Chris Angelico rosuav at gmail.com
Wed Dec 18 04:01:52 CET 2013

On Wed, Dec 18, 2013 at 1:33 PM, Devin Jeanpierre
<jeanpierreda at gmail.com> wrote:
> On Tue, Dec 17, 2013 at 4:32 PM, Roy Smith <roy at panix.com> wrote:
>> There's very few mysteries in C.  You never have to wonder what the
>> lifetime of an object is
> Yes you do. Lifetimes are hard, because you need to malloc a lot, and
> there is no defined lifetime for pointers -- they could last for just
> the lifetime of a stack frame, or until the end of the program, or
> anywhere in-between, and it's impossible to know for sure, and if you
> get it wrong your program crashes. So there's all these conventions
> you have to come up with like "borrowing" and "owning", but they
> aren't compiler-enforced, so you still have to figure it out, and you
> will get it wrong. Successors like C++ mitigate these issues with
> destructors (allowing heap-allocated stuff to be tied to the lifetime
> of a stack), and smart pointers and so on.
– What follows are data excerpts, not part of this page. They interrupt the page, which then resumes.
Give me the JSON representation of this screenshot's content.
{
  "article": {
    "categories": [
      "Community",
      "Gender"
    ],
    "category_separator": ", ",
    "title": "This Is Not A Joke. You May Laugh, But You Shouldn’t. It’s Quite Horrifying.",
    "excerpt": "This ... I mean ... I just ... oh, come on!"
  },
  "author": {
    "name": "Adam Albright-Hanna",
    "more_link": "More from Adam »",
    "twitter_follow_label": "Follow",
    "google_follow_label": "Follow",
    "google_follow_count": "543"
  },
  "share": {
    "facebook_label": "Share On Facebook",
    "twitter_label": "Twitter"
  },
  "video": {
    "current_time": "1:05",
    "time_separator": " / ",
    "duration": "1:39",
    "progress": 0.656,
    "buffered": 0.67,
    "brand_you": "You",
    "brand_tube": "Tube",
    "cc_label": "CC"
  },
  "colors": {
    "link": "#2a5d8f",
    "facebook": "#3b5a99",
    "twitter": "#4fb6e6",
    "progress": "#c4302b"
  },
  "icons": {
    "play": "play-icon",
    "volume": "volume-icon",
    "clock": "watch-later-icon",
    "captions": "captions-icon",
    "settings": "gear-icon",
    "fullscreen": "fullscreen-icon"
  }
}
Wrong. A pointer is a scalar value, usually some kind of integer, and
its lifetime is the same as any other scalar. Heap memory's lifetime
is also very simple: it lasts until freed. (Though technically that's
not even a part of the language - malloc/free are just functions. Not
that it matters. Anyway, C++ has the new and delete operators, which
are part of the language.) There are conventions to prevent memory
leaks, but those are mere conventions. It's simple in the same way
that a toy electric motor is simple: you apply current to it, and it
spins. There's so little that it can do that it HAS to be simple.